Recently, Associate Justice Sonia Sotomayor came to the defense of the Fourth Amendment in the Supreme Court case Utah v. Strieff. In her dissent, Sotomayor thundered, “The Court today holds that the discovery of a warrant for an unpaid parking ticket will forgive a police officer’s violation of your Fourth Amendment rights…This case allows the police to stop you on the street, demand your identification, and check it for outstanding traffic warrants—even if you are doing nothing wrong.”

The case dealt with whether a warrant discovered after an illegal stop makes the stop legitimate. Additionally, if a warrant is found, anything discovered after the stop, like drugs, can be used against an individual in court.

The Fourth Amendment is supposed to protect citizens against unreasonable search and seizures from the government. Additionally, anything discovered after an illegal search is not admissible in court as evidence. The ruling is not only bad for the Fourth Amendment, but also for minority communities.

For example, data compiled by the New York Civil Liberties Union (NYCLU) found that, in 2015, New Yorkers were “stopped and frisked” by the police 22,939 times.
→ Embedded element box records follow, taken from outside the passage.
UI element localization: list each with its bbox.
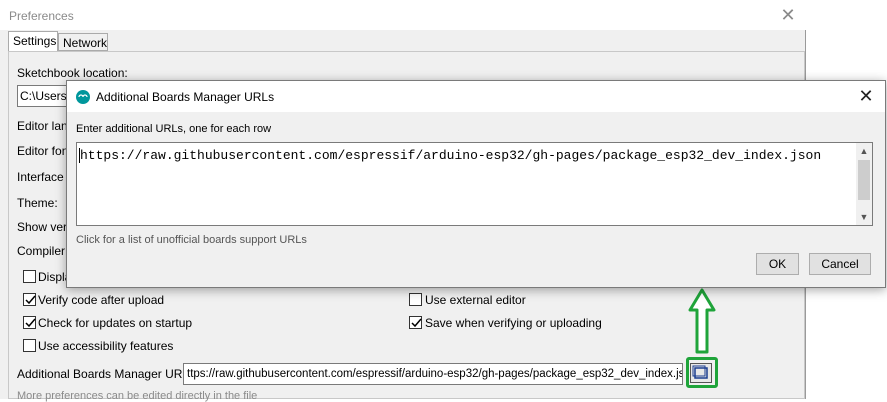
ok-button[interactable]: OK bbox=[756, 253, 799, 275]
check-updates-checkbox[interactable] bbox=[23, 316, 36, 329]
dialog-titlebar: Additional Boards Manager URLs ✕ bbox=[67, 81, 885, 112]
tab-network[interactable]: Network bbox=[58, 33, 108, 51]
editor-font-label: Editor font bbox=[17, 144, 72, 158]
scroll-thumb[interactable] bbox=[858, 160, 870, 200]
unofficial-boards-link[interactable]: Click for a list of unofficial boards su… bbox=[76, 234, 307, 246]
cancel-button[interactable]: Cancel bbox=[809, 253, 871, 275]
checkmark-icon bbox=[25, 295, 36, 305]
scroll-up-arrow-icon[interactable]: ▲ bbox=[856, 143, 872, 159]
textarea-scrollbar[interactable]: ▲ ▼ bbox=[856, 143, 872, 225]
preferences-title: Preferences bbox=[9, 9, 74, 23]
text-cursor bbox=[79, 148, 80, 163]
more-preferences-note: More preferences can be edited directly … bbox=[17, 390, 258, 402]
verify-after-upload-label: Verify code after upload bbox=[38, 293, 165, 307]
check-updates-label: Check for updates on startup bbox=[38, 316, 193, 330]
display-checkbox[interactable] bbox=[23, 270, 36, 283]
dialog-close-icon[interactable]: ✕ bbox=[853, 85, 879, 107]
theme-label: Theme: bbox=[17, 196, 58, 210]
dialog-title: Additional Boards Manager URLs bbox=[96, 90, 275, 104]
save-when-verifying-label: Save when verifying or uploading bbox=[425, 316, 602, 330]
interface-scale-label: Interface bbox=[17, 170, 64, 184]
external-editor-checkbox[interactable] bbox=[409, 293, 422, 306]
checkmark-icon bbox=[25, 318, 36, 328]
additional-urls-dialog: Additional Boards Manager URLs ✕ Enter a… bbox=[66, 80, 886, 288]
dialog-instructions: Enter additional URLs, one for each row bbox=[76, 123, 272, 135]
accessibility-checkbox[interactable] bbox=[23, 339, 36, 352]
scroll-down-arrow-icon[interactable]: ▼ bbox=[856, 209, 872, 225]
verify-after-upload-checkbox[interactable] bbox=[23, 293, 36, 306]
sketchbook-location-label: Sketchbook location: bbox=[17, 66, 128, 80]
up-arrow-icon bbox=[688, 288, 716, 354]
external-editor-label: Use external editor bbox=[425, 293, 526, 307]
preferences-titlebar: Preferences ✕ bbox=[0, 0, 806, 30]
url-button-highlight bbox=[686, 357, 718, 388]
arduino-icon bbox=[76, 90, 90, 104]
checkmark-icon bbox=[411, 318, 422, 328]
tab-settings[interactable]: Settings bbox=[8, 31, 58, 52]
preferences-close-icon[interactable]: ✕ bbox=[774, 4, 802, 26]
accessibility-label: Use accessibility features bbox=[38, 339, 174, 353]
urls-textarea[interactable]: https://raw.githubusercontent.com/espres… bbox=[76, 142, 873, 226]
save-when-verifying-checkbox[interactable] bbox=[409, 316, 422, 329]
additional-urls-field[interactable]: ttps://raw.githubusercontent.com/espress… bbox=[183, 363, 683, 385]
url-line: https://raw.githubusercontent.com/espres… bbox=[80, 148, 822, 163]
additional-urls-label: Additional Boards Manager URLs: bbox=[17, 367, 199, 381]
Of those searched, 18,353 (80%) were totally innocent,12,223 (54%) were black, and 6,598 (29%) were Latino.

Sotomayor, a Latina-American born and raised in New York, offers a personal perspective on the effect of unreasonable searches on minority communities: “For generations, black and brown parents have given their children ‘the talk’— instructing them never to run down the street; always keep your hands where they can be seen; do not even think of talking back to a stranger—all out of fear of how an officer with a gun will react to them.”

Over criminalization disproportionately affects the colored community, and Sotomayor takes it head on. Ceding more of the Fourth Amendment to the police is not good for police or citizens of any color. It will make both police and citizens suspicious of each other, which will only further divide them.